D:\ANACONDA\lib\site-packages\xgboost\sklearn.py:888: UserWarning: The use of label encoder in XGBClassifier is deprecated and will be removed in a future release. To remove this warning, do the following: 1) Pass option use_label_encoder=False when constructing XGBClassifier object; and 2) Encode your labels (y) as integers starting with 0, i.e. 0, 1, 2, ..., [num_class - 1]. warnings.warn(label_encoder_deprecation_msg, UserWarning)
Test Set Score: 0.7791
In this second experiment, the test set data was included during training as well. As can be seen, the performance is only slightly better, indicating that there is no overfitting of the model.
xgb_c = XGBClassifier(objective="multi:softprob", learning_rate=0.05,
max_depth=30, reg_lambda=0, min_child_weight=0)
xgb_c.fit(X_train_full, y_train_full)
print('Test Set Score: {:.4f}'.format(xgb_c.score(X_train_full, y_train_full)))

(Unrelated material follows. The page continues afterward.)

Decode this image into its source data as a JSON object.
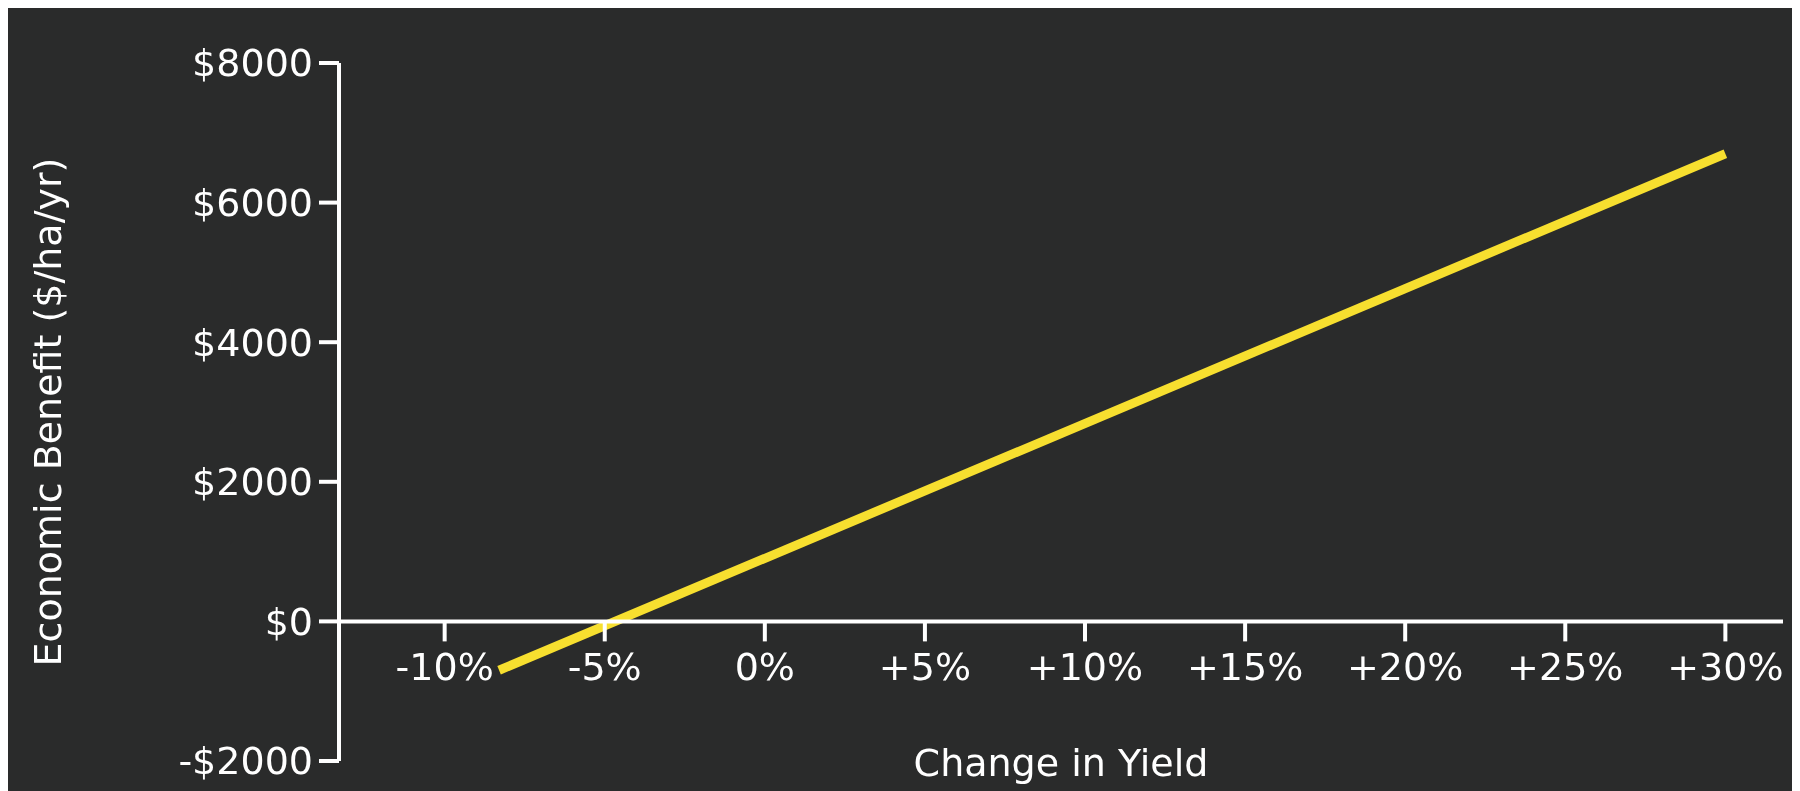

[17:31:53] WARNING: C:/Users/Administrator/workspace/xgboost-win64_release_1.3.0/src/learner.cc:1061: Starting in XGBoost 1.3.0, the default evaluation metric used with the objective 'multi:softprob' was changed from 'merror' to 'mlogloss'. Explicitly set eval_metric if you'd like to restore the old behavior.
D:\ANACONDA\lib\site-packages\xgboost\sklearn.py:888: UserWarning: The use of label encoder in XGBClassifier is deprecated and will be removed in a future release. To remove this warning, do the following: 1) Pass option use_label_encoder=False when constructing XGBClassifier object; and 2) Encode your labels (y) as integers starting with 0, i.e. 0, 1, 2, ..., [num_class - 1]. warnings.warn(label_encoder_deprecation_msg, UserWarning)
Test Set Score: 0.9998
In this last experiment, the model is allowed to overfit to the data before being tested on the data it was trained on. This shows that the model works well for this problem and can indeed by fitted to the data 'perfectly', implying that if it is if given enough (well-processed) data, it should be able to make good predictions on test performance.